4 4. How?

Tanaka merasa berat keluar dari dalam mobil yang di tumpangi olehnya, adik, dan dua orang kepercayaannya. Menoleh keluar jendela, ia menghembuskan napas berat sebelum membenarkan jas yang di gunakan sebelum menyambar coat yang berada di sebelah kanannya.

Suara helaan napas berat keluar dari Tanaka yang membuka pintu mobil. Sebelum keluar, Tanaka menanyakan sekali lagi apa adiknya akan keluar dari dalam mobil atau tidak, namun tidak ada jawaban, hanya suara Chiko yang menyuruh Tanaka bergerak cepat agar tidak membuat orang yang berada di dalam cafe menunggu terlalu lama.

Menggeram, Tanaka keluar dari dalam mobil lalu menutup pintu mobil dengan kencang, membuat dua orang yang masih ada di dalam mobil sedikit kaget, namun berusaha untuk terlihat seperti tidak terjadi apapun saat ini. kaca mobil sebelah kiri di ketuk dari luar, membuat perempuan yang berada di dalam mobil mau tidak mau menurunkan kaca mobil.

"Kamu serius nggak mau ikut masuk ke dalam?" tanya Tanaka dengan lembut.

Menggeleng. Perempuan itu mengalihkan pandangan kearah lain, membuat Tanaka menghela napas berat. "Oke, kamu tunggu disini dengan Toru, dan jangan berpikir untuk pergi kemana-mana tanpa izinku." Menundukkan kepala, Tanaka mencium kening perempuan itu cukup lama, sebelum terdengar suara dehaman dari belakang punggung Tanaka. "Baiklah, aku akan masuk ke dalam, jangan kemana-mana, ingat itu!"

"Iya,"

Saat menegapkan tubuhnya, ia melihat seseorang yang kemarin menemani Chiko di bandara tengah menatapnya dari depan pintu supermarket dengan mulut yang terbuka sedikit. Membenarkan letak jam yang sedikit melonggar, Tanaka merubah raut wajahnya menjadi sedikit dingin dan tegas setelah berbincang dengan adiknya.

"Ojisan, dimana tempat bertemunya?"

"Ada di dalam Tuan, biar saya antarkan."

Berdeccak kesal, Tanaka merapihkan coat yang baru ia pakai dengan raut wajah kesal yang amat kentara di wajahnya. Tanaka menepuk punggung Chiko beberapa kali seolah mengingatkan apa yang sudah pernah ia katakan pada orang tua itu, namun selalu dilakukan dan di ulangi, membuatnya benar-benar geram walaupun sudah lama tidak bertatap muka.

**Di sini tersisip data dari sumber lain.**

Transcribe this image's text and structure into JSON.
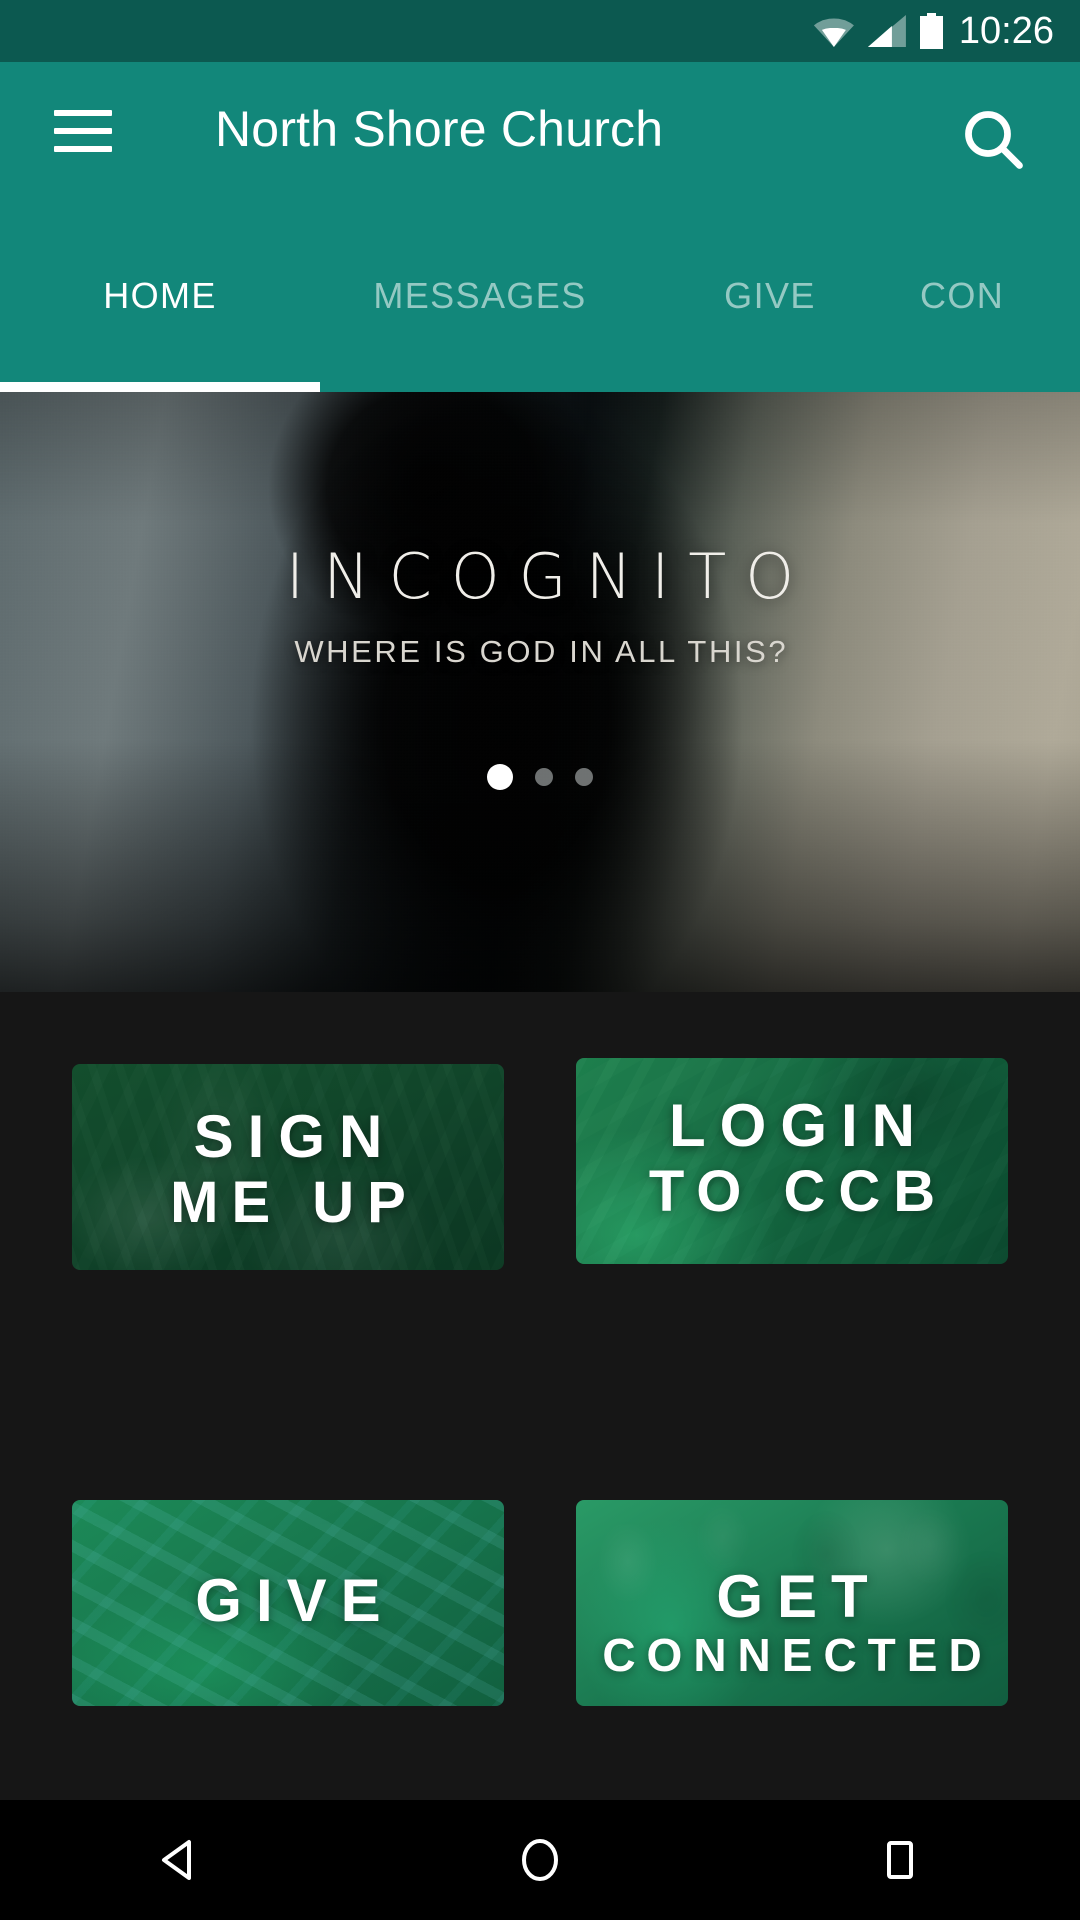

"Tidak bisakah Paman memanggilku dengan sebutan Aero? Apa itu bergitu sulit untuk di ucapkan?"

"Tetapi Tuan, itu sudah menjadi kebiasaan saya untuk memanggil anda dengan sebutan tersebut." Ujar Chiko dengan menundukkan kepalanya.

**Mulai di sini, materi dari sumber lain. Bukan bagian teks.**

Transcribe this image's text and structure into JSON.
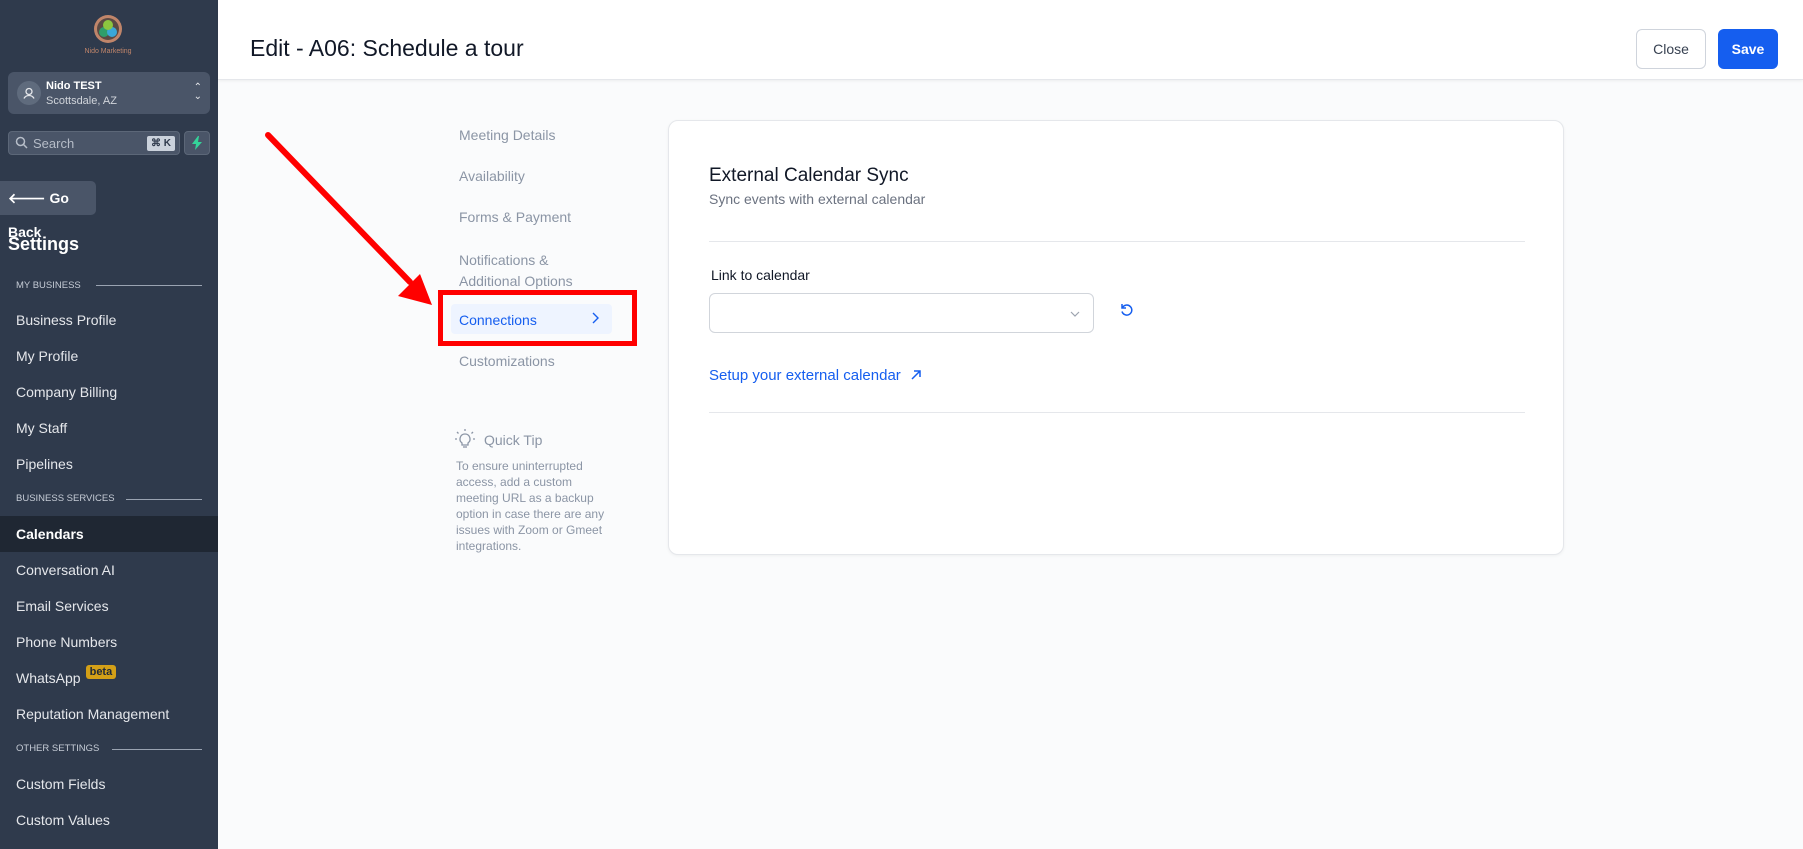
{
  "sidebar": {
    "logo_text": "Nido Marketing",
    "account_name": "Nido TEST",
    "account_location": "Scottsdale, AZ",
    "search_placeholder": "Search",
    "search_shortcut": "⌘ K",
    "go_back": "Go Back",
    "title": "Settings",
    "sections": {
      "my_business": "MY BUSINESS",
      "business_services": "BUSINESS SERVICES",
      "other_settings": "OTHER SETTINGS"
    },
    "items": [
      {
        "label": "Business Profile"
      },
      {
        "label": "My Profile"
      },
      {
        "label": "Company Billing"
      },
      {
        "label": "My Staff"
      },
      {
        "label": "Pipelines"
      },
      {
        "label": "Calendars",
        "active": true
      },
      {
        "label": "Conversation AI"
      },
      {
        "label": "Email Services"
      },
      {
        "label": "Phone Numbers"
      },
      {
        "label": "WhatsApp",
        "badge": "beta"
      },
      {
        "label": "Reputation Management"
      },
      {
        "label": "Custom Fields"
      },
      {
        "label": "Custom Values"
      }
    ]
  },
  "header": {
    "title": "Edit - A06: Schedule a tour",
    "close_label": "Close",
    "save_label": "Save"
  },
  "subnav": {
    "items": [
      {
        "label": "Meeting Details"
      },
      {
        "label": "Availability"
      },
      {
        "label": "Forms & Payment"
      },
      {
        "label": "Notifications & Additional Options"
      },
      {
        "label": "Connections",
        "active": true
      },
      {
        "label": "Customizations"
      }
    ],
    "quick_tip_title": "Quick Tip",
    "quick_tip_body": "To ensure uninterrupted access, add a custom meeting URL as a backup option in case there are any issues with Zoom or Gmeet integrations."
  },
  "card": {
    "title": "External Calendar Sync",
    "subtitle": "Sync events with external calendar",
    "field_label": "Link to calendar",
    "select_value": "",
    "setup_link": "Setup your external calendar"
  },
  "colors": {
    "sidebar_bg": "#2f3a4c",
    "accent": "#155eef",
    "annotation": "#ff0000",
    "beta_badge": "#d4a017"
  }
}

"Aku sudah katakan, jika berada di luar, dan tidak dihadapan orang tua itu, kau bisa memanggilku dengan nama saja, sama seperti kau memanggil Toru dan adikku. Apa begitu sulit?"

"Iya."

Kedua matanya terpejam bersamaan dengan helaan napas panjang yang terdengar. "Terserah, antarkan aku pada orang tua itu,"

"Dia itu Kasanmu, dan berhenti mengatakan orang tua itu, seolah kau tak mengenalnya dengan baik."

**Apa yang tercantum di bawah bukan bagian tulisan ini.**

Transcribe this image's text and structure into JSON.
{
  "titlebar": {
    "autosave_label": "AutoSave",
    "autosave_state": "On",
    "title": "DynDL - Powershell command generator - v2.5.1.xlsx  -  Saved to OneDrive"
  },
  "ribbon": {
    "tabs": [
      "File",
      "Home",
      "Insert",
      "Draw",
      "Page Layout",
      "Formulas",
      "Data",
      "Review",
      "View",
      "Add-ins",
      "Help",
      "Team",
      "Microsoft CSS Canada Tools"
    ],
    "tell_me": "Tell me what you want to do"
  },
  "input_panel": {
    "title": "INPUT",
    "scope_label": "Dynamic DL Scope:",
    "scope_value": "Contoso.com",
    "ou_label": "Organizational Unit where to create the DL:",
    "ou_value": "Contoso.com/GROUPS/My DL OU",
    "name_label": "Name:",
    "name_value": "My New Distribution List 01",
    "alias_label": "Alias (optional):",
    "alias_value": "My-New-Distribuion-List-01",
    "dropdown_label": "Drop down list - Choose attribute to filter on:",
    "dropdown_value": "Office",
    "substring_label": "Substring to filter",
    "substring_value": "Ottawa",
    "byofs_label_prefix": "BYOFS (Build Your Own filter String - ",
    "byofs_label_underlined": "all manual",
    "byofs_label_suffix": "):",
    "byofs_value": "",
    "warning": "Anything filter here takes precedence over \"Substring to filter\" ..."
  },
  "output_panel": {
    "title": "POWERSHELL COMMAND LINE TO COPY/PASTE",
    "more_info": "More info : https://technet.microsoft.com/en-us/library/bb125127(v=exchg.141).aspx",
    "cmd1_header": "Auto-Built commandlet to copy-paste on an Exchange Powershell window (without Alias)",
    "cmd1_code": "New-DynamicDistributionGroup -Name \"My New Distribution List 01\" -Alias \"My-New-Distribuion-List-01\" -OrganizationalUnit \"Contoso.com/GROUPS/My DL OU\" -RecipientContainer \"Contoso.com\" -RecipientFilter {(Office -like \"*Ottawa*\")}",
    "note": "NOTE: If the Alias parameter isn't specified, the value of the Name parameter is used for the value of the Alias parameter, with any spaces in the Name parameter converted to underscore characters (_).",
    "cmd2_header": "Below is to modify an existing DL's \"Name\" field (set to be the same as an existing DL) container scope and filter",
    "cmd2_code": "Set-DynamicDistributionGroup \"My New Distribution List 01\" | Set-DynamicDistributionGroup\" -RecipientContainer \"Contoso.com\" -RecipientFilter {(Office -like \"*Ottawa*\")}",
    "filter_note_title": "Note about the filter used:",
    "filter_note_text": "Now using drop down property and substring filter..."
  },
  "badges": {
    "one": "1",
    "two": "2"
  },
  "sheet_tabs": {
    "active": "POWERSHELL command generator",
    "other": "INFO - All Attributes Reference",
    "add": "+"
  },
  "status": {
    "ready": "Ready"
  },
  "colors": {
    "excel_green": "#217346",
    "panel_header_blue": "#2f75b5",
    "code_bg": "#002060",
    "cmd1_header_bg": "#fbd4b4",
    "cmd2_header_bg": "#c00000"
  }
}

"Karena aku amat sangat mengenal orang tua itu, makanya aku memanggilnya dengan 'orang tua' itu."

Saat mereka berdua tengah berdebat, kaca mobil hitam bergerak turun secara perlahan, menampilkan seorang perempuan yang menatap lurus kedepan. "Berhenti berdebat, dan cepat pergi temui Ibu. Dengan kalian berdebat hal itu tidak akan merubah apapun, dan Paman Chiko, berhenti menggoda Kak Tanaka, dia tidak akan mau menurut karena keras kepala. Jadi, lebih baik kalian cepat pergi atau aku menyuruh Toru untuk pergi dari tempat ini."

"Ha-ah! Iya, aku akan segera masuk. Dan perhatikan aku dan Paman Chiko saat kau berbicara pada kami berdua!" protes Tanaka.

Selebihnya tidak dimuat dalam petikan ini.